III. Exhibit P-1A was admissible as past recollection recorded (see N.T. 447 & 458 ff.)
Since Exhibit P-1A was made from the original records (such as P-2) made by plaintiff at a time when they were available and such original records were made at or about the time of the events recorded and when such events were fresh in the mind of plaintiff, Exhibit P-1A was admissible as past recollection recorded. See Christian Moerlein B. Co. v. Rusch, 272 Pa. 181, 187-188, 116 A. 145 (1922); see, also, V Wigmore on Evidence (3d Ed.) §§ 1420 and 1421.
The following language of Judge Body in his opinion of August 18, 1965, in Walsh v. Miehle-Goss-Dexter, Inc. v. Edward Stern and Company, Inc., D.C., 244 F. Supp. 692, is appropriate on this record:
"On a motion for judgment notwithstanding the verdict or for a new trial, the evidence and inferences fairly to be drawn therefrom must be considered in a light most favorable to the party having the verdict and against whom the motion is directed; and if the evidence and inference considered in such manner would permit reasonable men in the exercise of their judgment to reach different conclusions respecting the critical issues, the motions should be denied. Downey v. Union Paving Co., 184 F.2d 481 (3d Cir. 1947).

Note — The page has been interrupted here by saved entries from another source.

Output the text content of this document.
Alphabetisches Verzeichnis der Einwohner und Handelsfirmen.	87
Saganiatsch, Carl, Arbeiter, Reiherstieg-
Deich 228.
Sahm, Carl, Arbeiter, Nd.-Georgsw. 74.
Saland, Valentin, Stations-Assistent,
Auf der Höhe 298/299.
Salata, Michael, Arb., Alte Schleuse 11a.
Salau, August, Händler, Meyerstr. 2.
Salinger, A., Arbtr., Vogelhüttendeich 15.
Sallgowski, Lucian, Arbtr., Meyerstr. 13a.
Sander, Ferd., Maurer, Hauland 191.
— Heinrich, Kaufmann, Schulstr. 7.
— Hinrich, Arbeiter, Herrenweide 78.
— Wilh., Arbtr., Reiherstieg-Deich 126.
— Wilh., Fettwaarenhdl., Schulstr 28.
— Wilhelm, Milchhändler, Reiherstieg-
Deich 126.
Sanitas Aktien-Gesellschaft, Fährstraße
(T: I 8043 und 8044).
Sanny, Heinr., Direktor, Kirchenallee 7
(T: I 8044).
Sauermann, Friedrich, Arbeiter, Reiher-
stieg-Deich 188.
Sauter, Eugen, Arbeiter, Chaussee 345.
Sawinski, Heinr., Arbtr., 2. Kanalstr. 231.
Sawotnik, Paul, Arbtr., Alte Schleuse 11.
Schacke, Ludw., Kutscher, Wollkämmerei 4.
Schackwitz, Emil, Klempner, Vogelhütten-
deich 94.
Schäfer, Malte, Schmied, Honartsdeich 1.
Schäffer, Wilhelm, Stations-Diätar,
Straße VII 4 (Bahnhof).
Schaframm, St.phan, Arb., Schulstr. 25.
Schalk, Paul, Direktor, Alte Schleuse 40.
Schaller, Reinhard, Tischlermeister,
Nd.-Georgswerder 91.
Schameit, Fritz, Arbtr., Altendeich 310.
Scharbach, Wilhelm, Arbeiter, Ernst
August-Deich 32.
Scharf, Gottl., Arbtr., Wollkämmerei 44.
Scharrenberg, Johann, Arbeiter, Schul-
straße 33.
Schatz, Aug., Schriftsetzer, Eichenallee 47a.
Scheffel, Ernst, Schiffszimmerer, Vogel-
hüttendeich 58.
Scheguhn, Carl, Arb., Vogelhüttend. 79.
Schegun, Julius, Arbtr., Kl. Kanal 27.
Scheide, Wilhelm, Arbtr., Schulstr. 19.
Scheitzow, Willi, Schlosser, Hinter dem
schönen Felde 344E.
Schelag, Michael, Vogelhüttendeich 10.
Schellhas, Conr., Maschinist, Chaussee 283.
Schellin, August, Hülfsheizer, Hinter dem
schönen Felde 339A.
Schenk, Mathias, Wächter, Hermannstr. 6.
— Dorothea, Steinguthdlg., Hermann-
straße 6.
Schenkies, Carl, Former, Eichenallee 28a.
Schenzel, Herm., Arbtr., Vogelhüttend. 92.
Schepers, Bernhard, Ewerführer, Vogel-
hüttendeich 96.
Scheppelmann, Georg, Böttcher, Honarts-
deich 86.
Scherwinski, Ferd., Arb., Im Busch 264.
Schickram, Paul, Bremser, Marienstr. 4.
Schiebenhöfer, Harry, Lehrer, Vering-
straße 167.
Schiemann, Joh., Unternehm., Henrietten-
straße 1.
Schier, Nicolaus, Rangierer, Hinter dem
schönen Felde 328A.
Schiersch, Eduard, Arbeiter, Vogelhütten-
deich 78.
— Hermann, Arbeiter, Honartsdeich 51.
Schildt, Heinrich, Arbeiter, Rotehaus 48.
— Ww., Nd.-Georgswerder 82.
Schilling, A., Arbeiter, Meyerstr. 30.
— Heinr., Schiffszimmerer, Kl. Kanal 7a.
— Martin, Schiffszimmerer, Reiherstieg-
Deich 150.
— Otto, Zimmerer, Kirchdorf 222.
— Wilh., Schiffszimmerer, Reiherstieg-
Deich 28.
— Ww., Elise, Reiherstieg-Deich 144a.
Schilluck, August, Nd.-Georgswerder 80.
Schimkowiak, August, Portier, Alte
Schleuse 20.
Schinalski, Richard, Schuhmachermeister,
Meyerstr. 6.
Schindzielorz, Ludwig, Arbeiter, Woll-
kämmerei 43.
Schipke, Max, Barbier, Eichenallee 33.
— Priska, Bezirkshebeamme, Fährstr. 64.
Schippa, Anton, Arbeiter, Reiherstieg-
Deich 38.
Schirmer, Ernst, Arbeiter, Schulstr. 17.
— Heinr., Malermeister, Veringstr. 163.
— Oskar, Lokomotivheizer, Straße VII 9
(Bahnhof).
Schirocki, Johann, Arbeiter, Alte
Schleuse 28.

"The Court has found no prejudice, after carefully reviewing the entire case, and accordingly, will not alter the verdict of the jury."
The able briefs of counsel have been filed as Documents 30 and 31.
And now, October 5, 1965, it is ordered that Defendant's Alternative Motion for Judgment Notwithstanding the Verdict under 50(b) or a New Trial (Document 22) is denied.